Does the best practice pipeline for pre-data processing output a merged BAM file?

minimax
edited May 2019

I'm using the GATK4 best practice pipeline for pre-data processing. I have several questions and would like to confirm:

  1. The final output is a merged BAM file, right? All the input per-sample BAM files are merged during MarkDuplicates and are processed together ever since.

  2. It seems that I can use SplitSam on the final output to extract the BAM files for each sample, is this correct?

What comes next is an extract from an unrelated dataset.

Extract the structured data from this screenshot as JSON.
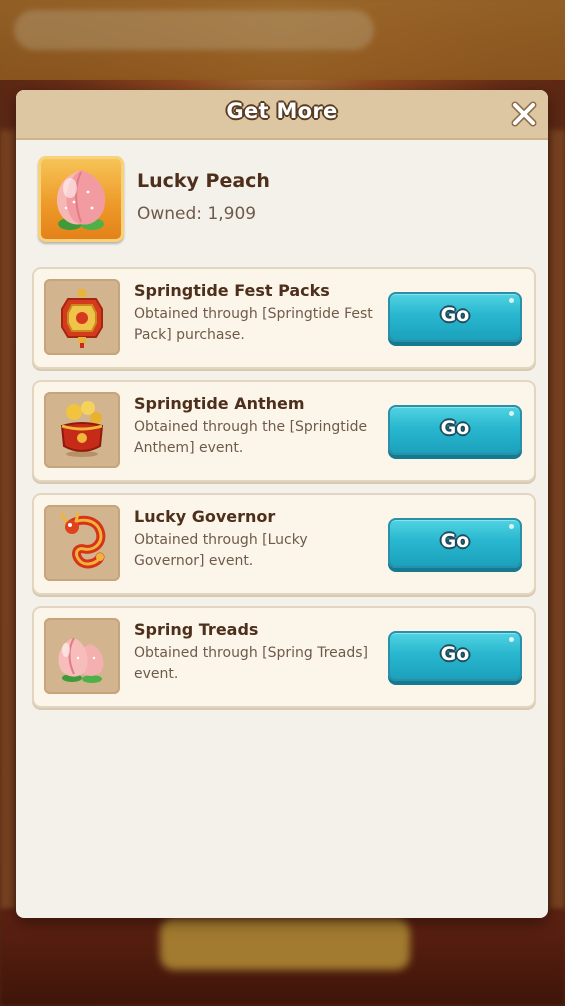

  3. In the accompanying .json file, the sample_name is NA12878. Are there any special reasons for choosing this name? Or can it be any name?

Also following the 1st question, why all the input BAM files are merged? Are there any special reasons for doing so? For the dataset I'm analyzing, each BAM is about 15GB, and I have 200 such files, if they are merged together it will be 3000GB = 3TB. Although I'm using a server, still it will be very difficult to process such a huge file (if such a huge file could be supported)! Besides, since they are merged, we will not be able to have parallel computing, and the computing time will be longer.

Thank you very much for your help!

  • minimaxminimax Member

    @SChaluvadi , thanks for your reply!

  jackyhuang Taiwan,R.O.C
    > @SChaluvadi said:
    > @minimax
    > 1. Output of MarkDuplicates: Yes the output is a single file even if there are multiple inputs. MarkDuplicates can be used to merge a single sample's multiple bam files across multiple lanes so this is why the output is merged. A single sample's reads marked by duplicate and merged into a single file. Duplicate reads are defined as originating from a single fragment of DNA so you want to look across an entire sample. You can choose to run the inputs separately if you do not want to merge.
    > 2. SplitSam: Yes you should be able to create BAM files per sample from your input.
    > 3. It is labeled NA12878 because the sample was derived from the cell line standard. You can name your sample whatever you would like but are required to update the accompanying .json file with the name of your sample.

    The third means that NA12878 can download the BAM file with the correct answer?
    However I couldn't find any place to download file.